Why is it that so much microfilm still hasn’t been digitized yet? It’s actually pretty simple: Microfilm doesn’t digitize itself. And people drastically underestimate the amount of information it contains.

Think of it this way: If you have a even a very modest-sized collection of, say, 100 microfilm rolls, each one of them might contain a thousand or more pages of information. If you try to convert them manually, that’s 100,000 images you have to deal with. Even if you can scan, clean up, double-check, save, label, and organize each one in about 30 seconds – we’ll see you in about six months!

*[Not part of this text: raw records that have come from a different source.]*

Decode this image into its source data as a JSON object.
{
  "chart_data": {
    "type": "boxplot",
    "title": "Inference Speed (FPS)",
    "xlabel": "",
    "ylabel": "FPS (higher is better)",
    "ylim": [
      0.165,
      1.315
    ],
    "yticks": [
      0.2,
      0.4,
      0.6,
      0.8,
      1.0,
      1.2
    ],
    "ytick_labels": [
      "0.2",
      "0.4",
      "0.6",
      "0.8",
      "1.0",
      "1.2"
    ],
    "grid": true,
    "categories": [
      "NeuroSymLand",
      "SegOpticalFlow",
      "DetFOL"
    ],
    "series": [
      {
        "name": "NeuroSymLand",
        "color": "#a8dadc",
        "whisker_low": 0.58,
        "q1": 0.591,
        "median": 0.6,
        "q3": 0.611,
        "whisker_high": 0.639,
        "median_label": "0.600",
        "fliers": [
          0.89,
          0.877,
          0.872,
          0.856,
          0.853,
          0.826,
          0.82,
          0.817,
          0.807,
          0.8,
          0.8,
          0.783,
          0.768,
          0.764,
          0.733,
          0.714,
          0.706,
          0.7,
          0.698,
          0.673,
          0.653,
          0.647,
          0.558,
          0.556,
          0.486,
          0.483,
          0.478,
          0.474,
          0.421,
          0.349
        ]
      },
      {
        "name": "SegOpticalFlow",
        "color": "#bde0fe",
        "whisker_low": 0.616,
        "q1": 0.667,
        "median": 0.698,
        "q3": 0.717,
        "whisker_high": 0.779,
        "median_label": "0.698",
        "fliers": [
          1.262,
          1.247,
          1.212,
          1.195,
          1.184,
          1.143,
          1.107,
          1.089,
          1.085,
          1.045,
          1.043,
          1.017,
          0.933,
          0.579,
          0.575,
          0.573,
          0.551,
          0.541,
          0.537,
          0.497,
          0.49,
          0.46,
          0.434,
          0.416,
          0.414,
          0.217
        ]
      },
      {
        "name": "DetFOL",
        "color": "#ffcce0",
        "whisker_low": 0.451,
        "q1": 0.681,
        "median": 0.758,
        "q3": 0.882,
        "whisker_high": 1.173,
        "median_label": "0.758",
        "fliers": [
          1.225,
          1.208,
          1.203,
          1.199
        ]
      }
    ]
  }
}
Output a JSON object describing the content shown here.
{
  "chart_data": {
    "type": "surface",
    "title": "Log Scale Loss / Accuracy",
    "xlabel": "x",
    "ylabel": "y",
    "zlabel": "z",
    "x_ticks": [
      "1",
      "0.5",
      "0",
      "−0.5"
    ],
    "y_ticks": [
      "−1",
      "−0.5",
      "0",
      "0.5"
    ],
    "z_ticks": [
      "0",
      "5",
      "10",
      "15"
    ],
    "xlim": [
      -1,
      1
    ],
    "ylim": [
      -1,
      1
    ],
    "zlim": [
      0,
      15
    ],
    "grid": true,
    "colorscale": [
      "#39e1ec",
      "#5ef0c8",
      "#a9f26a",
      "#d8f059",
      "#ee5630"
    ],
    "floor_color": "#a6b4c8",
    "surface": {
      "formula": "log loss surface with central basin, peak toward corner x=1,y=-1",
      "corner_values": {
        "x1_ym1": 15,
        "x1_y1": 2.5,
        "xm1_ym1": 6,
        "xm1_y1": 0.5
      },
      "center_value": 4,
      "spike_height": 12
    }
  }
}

That’s why it takes a specialized device and specialized software to do a microfilm conversion project; and it’s also why so much film and fiche is still sitting around in its original physical form after all these years.

Unfortunately, that means many of the world’s physical archives are locked in a race against time, as the degenerative process called “Vinegar Syndrome” threatens to degrade much of the older microfilm and microfiche that’s still around. If you happen to have a stash of film still sitting around in your archives, it wouldn’t hurt to check on it – and there’s no better time to start converting it than now!